Historischer Überschuss-Etat in Portugal verabschiedet

LISSABON (dpa-AFX) - Im früheren Euro-Krisenland Portugal ist ein historischer Staatshaushalt verabschiedet worden. Das Parlament in Lissabon genehmigte am Donnerstag für 2020 den ersten Überschuss-Etat seit der Rückkehr des Landes zur Demokratie im Jahr 1974. Die Abgeordneten der regierenden Sozialistischen Partei (PS) stimmten dafür, die Vertreter der linken und ökologischen Fraktionen enthielten sich und ermöglichten so die Verabschiedung. Die konservativen und liberalen Parteien votierten geschlossen dagegen.

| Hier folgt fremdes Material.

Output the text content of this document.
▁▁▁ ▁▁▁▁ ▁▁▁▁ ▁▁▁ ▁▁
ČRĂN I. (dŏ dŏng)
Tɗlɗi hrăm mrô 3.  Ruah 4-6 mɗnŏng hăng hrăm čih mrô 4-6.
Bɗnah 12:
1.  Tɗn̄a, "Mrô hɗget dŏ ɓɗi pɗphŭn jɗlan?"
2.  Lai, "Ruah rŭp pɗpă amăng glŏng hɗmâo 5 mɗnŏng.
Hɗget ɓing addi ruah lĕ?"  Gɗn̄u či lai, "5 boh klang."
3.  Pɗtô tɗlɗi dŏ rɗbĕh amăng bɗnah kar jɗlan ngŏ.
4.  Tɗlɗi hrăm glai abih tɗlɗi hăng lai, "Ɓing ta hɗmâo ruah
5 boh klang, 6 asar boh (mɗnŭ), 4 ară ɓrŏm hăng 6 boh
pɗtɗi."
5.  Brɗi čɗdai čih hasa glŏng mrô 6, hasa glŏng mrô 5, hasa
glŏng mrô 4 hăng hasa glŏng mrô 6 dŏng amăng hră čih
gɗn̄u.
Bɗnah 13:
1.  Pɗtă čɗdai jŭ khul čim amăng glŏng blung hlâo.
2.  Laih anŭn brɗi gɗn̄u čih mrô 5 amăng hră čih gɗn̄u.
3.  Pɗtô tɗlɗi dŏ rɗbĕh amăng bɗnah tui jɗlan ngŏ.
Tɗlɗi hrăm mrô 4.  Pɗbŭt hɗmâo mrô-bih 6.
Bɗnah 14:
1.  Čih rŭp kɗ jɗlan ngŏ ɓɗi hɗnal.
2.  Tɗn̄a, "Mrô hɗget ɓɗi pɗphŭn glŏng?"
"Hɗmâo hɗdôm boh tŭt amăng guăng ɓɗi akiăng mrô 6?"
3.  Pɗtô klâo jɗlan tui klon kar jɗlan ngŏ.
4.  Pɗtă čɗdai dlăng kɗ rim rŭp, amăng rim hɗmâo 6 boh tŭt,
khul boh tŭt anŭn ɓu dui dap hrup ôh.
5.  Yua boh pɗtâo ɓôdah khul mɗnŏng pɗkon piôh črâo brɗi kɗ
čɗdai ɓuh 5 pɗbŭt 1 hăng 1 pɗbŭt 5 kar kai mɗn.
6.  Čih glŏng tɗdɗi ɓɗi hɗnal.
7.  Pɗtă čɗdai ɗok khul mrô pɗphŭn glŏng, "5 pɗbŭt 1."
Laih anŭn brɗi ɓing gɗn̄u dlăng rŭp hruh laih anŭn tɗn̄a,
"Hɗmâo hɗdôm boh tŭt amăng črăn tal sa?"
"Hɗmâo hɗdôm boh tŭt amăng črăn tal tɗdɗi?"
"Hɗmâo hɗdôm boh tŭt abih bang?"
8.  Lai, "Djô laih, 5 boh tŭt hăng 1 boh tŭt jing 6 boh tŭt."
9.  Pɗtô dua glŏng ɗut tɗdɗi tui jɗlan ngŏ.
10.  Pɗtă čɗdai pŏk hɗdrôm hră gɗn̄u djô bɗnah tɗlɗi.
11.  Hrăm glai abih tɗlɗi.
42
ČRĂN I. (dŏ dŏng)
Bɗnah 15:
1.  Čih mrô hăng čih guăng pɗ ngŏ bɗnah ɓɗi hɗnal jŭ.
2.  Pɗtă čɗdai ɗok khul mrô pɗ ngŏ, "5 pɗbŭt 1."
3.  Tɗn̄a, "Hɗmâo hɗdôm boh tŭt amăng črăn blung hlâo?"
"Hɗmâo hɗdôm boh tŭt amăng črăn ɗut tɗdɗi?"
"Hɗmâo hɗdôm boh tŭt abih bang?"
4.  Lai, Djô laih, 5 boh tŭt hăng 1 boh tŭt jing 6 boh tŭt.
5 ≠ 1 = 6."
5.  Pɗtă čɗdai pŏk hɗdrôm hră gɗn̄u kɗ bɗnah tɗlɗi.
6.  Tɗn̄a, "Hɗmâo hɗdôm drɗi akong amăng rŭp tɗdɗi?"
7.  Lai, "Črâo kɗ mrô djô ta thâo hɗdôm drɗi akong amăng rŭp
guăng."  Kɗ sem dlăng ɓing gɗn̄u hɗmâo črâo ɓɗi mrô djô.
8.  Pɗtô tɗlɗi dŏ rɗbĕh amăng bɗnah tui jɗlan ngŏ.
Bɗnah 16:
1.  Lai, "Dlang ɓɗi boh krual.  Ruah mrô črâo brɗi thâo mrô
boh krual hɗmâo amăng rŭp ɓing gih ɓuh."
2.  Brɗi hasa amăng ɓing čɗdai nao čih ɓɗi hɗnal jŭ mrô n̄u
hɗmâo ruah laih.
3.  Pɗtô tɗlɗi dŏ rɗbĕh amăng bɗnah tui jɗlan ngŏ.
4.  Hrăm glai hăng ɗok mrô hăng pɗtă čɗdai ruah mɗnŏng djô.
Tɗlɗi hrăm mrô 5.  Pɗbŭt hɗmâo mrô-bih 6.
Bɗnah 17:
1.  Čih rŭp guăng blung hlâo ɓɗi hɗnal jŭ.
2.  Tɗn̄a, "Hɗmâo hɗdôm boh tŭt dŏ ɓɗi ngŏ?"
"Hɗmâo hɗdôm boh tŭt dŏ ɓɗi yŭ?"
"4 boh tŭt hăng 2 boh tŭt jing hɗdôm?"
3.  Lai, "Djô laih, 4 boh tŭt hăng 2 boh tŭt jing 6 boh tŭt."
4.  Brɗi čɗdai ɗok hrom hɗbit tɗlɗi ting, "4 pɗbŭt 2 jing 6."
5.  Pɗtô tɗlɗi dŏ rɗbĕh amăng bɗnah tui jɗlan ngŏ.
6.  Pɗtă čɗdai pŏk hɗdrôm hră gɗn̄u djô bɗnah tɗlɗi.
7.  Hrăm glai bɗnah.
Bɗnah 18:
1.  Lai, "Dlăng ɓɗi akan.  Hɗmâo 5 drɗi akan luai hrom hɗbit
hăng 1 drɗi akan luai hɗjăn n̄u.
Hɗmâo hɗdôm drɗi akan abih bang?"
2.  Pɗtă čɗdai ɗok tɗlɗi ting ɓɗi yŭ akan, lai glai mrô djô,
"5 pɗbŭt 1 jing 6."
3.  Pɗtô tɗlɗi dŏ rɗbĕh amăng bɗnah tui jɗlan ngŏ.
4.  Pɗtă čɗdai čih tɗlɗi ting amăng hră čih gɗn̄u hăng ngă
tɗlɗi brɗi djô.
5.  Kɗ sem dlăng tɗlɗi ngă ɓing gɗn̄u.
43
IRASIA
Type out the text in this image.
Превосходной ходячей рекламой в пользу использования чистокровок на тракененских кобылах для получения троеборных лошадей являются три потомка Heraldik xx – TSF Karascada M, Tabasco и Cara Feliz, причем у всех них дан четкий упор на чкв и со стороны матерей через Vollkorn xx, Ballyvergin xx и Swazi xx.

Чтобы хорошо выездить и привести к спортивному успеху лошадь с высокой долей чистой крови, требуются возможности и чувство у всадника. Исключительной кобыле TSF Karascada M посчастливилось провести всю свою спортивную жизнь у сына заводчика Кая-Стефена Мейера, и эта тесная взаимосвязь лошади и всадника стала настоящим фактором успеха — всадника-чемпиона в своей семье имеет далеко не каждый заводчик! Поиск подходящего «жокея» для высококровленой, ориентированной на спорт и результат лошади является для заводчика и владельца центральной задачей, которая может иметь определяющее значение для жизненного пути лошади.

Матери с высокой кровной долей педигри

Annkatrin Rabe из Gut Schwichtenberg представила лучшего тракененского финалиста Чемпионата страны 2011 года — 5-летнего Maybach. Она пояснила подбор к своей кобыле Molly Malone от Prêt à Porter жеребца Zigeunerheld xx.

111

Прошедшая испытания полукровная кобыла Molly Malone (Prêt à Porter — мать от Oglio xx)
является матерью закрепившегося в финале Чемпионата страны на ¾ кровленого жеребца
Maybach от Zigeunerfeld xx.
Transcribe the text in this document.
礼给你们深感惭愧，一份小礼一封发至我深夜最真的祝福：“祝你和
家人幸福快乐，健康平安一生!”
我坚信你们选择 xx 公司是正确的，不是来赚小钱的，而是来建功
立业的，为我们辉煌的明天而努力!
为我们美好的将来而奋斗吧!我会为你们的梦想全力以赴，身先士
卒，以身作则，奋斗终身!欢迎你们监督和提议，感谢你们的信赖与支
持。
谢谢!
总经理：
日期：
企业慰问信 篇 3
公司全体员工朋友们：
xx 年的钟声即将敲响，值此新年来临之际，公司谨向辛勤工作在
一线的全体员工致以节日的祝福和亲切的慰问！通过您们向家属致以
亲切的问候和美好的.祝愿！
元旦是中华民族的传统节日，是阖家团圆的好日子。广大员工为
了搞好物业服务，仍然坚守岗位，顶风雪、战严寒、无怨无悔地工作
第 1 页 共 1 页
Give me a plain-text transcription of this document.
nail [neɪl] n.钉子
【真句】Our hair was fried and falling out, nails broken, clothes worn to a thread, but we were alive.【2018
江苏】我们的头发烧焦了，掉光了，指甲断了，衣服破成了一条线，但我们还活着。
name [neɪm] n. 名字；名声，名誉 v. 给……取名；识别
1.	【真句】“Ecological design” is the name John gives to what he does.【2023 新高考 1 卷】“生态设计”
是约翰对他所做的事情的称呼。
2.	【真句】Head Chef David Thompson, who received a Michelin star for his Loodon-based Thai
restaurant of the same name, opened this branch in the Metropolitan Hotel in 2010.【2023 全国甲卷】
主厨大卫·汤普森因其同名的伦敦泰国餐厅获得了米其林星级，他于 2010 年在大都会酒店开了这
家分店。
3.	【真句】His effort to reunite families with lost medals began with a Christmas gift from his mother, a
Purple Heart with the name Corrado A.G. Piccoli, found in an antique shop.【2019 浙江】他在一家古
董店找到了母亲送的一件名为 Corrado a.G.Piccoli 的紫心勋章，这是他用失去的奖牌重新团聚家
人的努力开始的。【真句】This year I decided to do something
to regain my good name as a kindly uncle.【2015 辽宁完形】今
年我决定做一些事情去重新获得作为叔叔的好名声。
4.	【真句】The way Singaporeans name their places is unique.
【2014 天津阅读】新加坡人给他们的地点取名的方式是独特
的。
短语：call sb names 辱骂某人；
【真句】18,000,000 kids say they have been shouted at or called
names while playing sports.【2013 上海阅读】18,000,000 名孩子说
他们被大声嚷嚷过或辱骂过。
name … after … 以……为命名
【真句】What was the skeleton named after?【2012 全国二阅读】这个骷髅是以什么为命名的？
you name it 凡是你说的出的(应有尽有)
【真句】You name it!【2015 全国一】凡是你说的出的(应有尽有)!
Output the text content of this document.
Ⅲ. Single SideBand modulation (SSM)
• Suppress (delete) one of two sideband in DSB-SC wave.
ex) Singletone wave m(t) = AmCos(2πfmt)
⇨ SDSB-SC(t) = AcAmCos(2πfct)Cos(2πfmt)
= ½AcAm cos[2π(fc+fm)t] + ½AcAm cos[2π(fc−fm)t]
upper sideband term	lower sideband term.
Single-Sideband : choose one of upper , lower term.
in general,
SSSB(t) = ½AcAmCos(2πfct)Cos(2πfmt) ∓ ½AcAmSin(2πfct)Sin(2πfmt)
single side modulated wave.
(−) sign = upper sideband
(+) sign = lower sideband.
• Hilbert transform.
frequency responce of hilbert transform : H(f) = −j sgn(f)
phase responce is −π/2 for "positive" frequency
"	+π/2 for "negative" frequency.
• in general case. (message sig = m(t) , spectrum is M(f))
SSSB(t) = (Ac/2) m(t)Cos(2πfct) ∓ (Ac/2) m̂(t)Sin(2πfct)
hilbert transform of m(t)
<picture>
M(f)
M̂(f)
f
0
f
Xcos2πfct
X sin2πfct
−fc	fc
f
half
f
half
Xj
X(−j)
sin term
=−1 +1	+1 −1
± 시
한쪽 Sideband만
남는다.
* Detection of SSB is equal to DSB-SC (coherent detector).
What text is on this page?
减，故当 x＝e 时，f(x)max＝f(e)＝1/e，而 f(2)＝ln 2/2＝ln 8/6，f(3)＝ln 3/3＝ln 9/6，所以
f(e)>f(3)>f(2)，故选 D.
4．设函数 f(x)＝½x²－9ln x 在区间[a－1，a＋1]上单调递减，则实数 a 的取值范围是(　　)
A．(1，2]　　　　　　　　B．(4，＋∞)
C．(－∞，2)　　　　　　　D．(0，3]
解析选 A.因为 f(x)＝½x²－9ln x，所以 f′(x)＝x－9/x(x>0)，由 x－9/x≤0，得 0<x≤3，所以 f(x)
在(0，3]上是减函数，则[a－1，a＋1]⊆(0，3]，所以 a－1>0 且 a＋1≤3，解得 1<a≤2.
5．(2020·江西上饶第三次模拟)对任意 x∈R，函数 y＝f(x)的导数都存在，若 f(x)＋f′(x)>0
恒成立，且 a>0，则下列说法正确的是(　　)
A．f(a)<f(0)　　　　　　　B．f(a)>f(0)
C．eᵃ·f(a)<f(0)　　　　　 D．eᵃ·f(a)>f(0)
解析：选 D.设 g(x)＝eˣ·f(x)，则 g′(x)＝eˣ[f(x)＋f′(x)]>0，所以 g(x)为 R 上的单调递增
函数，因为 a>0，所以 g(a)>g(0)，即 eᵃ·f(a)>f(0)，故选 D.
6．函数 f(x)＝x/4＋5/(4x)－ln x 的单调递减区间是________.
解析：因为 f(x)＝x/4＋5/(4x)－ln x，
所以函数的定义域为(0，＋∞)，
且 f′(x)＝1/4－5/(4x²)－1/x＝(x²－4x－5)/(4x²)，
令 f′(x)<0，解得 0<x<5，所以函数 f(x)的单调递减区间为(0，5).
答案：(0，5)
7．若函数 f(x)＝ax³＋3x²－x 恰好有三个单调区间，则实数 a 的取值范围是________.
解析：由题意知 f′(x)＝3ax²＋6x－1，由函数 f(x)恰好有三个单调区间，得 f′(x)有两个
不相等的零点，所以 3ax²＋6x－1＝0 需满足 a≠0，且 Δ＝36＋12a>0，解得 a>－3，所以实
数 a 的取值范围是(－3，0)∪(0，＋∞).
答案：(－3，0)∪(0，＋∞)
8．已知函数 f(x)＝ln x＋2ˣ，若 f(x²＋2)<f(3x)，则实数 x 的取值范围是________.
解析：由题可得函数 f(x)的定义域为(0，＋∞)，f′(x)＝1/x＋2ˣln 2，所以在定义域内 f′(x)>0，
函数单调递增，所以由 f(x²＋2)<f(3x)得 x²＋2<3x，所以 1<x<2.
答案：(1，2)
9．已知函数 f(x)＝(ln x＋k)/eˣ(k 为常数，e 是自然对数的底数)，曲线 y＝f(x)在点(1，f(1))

Finanzminister und Euro-Gruppen-Chef Mário Centeno hatte kurz vor der Abstimmung gesagt: "Das ist der beste Haushalt der vergangenen Jahre." Portugal habe alle Herausforderungen gemeistert und werde auch in Zukunft "nicht müde werden, alle Verpflichtungen zu erfüllen", beteuerte der 53-Jährige.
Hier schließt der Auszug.